To understand the company's long term profitability and market position, we can analyze its operating margins, which are the ratio of its net profits to its revenues. Over the last four years, DoorDash's operating margins have averaged -42.7% and displayed a mean growth rate of 37.3%. These numbers show that the company may not be on the best track.

To deepen our understanding of the company's finances, we should study the effect of its depreciation and capital expenditures on the company's bottom line. We can see the effect of these additional factors in DoorDash's free cash flow, which was $563,000,000.00 as of its most recent annual report. Free cash flow represents the amount of money available for reinvestment in the business or for payments to equity investors in the form of a dividend. In DASH's case the cash flow outlook is weak. It's average cash flow over the last 4 years has been $-2,000,000.00 and they've been growing at an average rate of 65.2%.

Another valuation metric for analyzing a stock is its Price to Book (P/B) Ratio, which consists in its share price divided by its book value per share. The book value refers to the present liquidation value of the company, as if it sold all of its assets and paid off all debts). Doordash's P/B ratio indicates that the market value of the company exceeds its book value by a factor of 2.3, but is still below the average P/B ratio of the Communication Services sector, which stood at 2.62 as of the third quarter of 2022.

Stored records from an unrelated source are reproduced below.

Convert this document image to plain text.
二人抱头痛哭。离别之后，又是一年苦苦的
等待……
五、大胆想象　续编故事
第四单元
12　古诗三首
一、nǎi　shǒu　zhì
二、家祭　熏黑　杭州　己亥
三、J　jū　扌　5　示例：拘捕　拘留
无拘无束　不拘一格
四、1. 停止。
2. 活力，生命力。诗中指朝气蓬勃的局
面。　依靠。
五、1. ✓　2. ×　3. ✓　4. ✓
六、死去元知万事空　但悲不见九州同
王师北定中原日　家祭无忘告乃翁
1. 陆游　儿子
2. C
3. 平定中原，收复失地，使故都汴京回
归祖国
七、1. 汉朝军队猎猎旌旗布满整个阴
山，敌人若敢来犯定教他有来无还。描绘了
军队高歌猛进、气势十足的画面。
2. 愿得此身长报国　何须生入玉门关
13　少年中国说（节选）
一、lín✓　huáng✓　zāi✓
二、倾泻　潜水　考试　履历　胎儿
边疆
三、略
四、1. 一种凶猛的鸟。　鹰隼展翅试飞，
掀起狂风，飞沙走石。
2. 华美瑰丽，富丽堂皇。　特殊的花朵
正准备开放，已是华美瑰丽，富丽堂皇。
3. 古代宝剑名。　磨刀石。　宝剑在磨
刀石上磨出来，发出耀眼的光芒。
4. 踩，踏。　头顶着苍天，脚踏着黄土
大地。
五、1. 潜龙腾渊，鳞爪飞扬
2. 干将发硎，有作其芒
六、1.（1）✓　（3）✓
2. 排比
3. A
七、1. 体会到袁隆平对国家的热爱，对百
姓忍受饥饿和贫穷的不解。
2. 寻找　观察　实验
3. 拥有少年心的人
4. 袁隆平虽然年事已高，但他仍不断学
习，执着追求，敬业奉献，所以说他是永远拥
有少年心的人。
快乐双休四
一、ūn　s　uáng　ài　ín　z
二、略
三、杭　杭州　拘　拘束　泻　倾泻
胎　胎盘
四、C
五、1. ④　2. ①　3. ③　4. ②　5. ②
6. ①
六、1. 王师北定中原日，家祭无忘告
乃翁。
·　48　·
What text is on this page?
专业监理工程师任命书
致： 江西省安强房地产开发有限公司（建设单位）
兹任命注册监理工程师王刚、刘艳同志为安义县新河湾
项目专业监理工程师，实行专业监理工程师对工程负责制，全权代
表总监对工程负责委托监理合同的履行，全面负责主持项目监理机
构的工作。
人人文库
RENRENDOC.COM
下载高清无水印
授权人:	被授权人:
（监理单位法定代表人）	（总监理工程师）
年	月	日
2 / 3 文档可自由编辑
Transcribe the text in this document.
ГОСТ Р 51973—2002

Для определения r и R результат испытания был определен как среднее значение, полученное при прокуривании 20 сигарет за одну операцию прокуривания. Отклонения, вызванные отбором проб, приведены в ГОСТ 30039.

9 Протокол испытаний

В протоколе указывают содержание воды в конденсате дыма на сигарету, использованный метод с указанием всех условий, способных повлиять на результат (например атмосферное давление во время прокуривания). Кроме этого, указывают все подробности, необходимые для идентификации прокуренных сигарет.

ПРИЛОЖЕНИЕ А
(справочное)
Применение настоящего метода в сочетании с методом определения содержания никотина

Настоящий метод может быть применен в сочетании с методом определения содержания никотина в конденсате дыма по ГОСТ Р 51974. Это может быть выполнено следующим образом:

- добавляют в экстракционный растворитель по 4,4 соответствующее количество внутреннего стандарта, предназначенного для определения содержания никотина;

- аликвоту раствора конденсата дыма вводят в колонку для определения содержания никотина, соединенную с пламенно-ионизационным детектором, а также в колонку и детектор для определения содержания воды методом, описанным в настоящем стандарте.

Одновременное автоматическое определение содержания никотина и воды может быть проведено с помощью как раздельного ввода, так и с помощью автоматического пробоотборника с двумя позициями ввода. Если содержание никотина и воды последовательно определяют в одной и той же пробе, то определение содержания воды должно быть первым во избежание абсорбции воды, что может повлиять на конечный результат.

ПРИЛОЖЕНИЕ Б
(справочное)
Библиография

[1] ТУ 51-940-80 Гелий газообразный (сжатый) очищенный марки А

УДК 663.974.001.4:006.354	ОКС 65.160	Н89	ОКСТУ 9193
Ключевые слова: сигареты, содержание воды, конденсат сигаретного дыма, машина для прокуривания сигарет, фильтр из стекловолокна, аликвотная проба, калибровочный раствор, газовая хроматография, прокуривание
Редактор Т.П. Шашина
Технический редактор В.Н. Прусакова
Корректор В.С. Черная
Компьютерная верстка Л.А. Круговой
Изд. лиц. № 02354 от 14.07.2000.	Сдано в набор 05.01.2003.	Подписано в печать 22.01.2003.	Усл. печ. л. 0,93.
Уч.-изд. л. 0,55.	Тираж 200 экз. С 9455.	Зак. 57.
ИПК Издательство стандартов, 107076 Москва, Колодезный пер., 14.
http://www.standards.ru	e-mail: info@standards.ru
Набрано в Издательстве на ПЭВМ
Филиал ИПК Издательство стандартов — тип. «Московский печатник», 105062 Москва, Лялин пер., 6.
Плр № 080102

Since it has a negative P/E ratio, a lower P/B ratio than the sector average, and an unconvincing cash flow history with an upwards trend, DoorDash is likely overvalued at today's prices. The company has poor growth indicators because of no published PEG ratio and negative operating margins with high variability that are increasing. We hope you enjoyed this overview of DASH's fundamentals. Be sure to check the numbers for yourself, especially focusing on their trends over the last few years.

Thanks for reading! Don't forget to subscribe to our free newsletter!

The above analysis is intended for educational purposes only and was performed on the basis of publicly available data. It is not to be construed as a recommendation to buy or sell any security. Any buy, sell, or other recommendations mentioned in the article are direct quotations of consensus recommendations from the analysts covering the stock, and do not represent the opinions of Market Inference or its writers. Past performance, accounting data, and inferences about market position and corporate valuation are not reliable indicators of future price movements. Market Inference does not provide financial advice. Investors should conduct their own review and analysis of any company of interest before making an investment decision.